If I get stuck on a story, I leave a comment on that story explaining why I’m stuck and what I’m doing to get unstuck. Then every day I’ll come back and leave another comment until I get unstuck, and what I did to escalate the situation. I’ll also bring this up in the daily standups. Yes, this is ass coverage, but no one likes an uncovered ass when the music stops.
If you find you have no idea how to actually run part of an application, the Q.A. team is a great resource for workflows and test data. This is all they do every day, so they know where all the bodies are hidden, so to speak.
Wiki or Confluence pages are great. All teams have them, but they’re usually pretty sprawling and badly organized. Ask other devs which ones they actually use, and be wary of ones that are more than a year old. Once you find the good ones, read them!

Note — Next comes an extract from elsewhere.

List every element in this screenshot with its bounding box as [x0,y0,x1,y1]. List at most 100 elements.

I keep a personal wiki. I write down stuff I get tired of looking up over and over again. If I get stuck on something non-story-related (like getting some tool or platform to work), I’ll document my journey and show how I got unstuck. If it feels relevant to the rest of the team, I’ll put it on the wiki too.
Most new developers are given another developer to shadow. My advice is to seek out the most recent addition to the team. That person is going to be a font of useful knowledge for you!
Yes, to grok is a real thing. It usually takes me a while to understand a piece of code that I didn’t write. I have to be alone with it for a while. I’ll run it, test it, break it, stare at it, poke at it. Some people can do this much faster. Don’t be alarmed if this comes slowly to you too. It’s OK to take a couple of hours and just stare at a piece of code by yourself until the lights come on.
(This, by the way, is one of the main reasons why I don’t do timed, 3rd-party coding exercises. Even Einstein once asked someone to explain a new concept to him slowly because he “understood slowly”. This should not be penalized!)
Meetings / Time Management
Easily two-thirds of the software developer’s work life is spent either in meetings or on Slack. When this starts to take over your life — and it will — don’t hesitate to block lunch and “focusing“ meetings on your calendar. No one will fault you for trying to do the work you’ve signed up to do.
Speaking of which, don’t volunteer to work more than 40 hours a week unless it’s for a special occasion. You probably won’t impress anyone, and you’ll give the impression that you’re able to do more than you actually can in a 40 hour week. Plus you’ll burn out like super fast.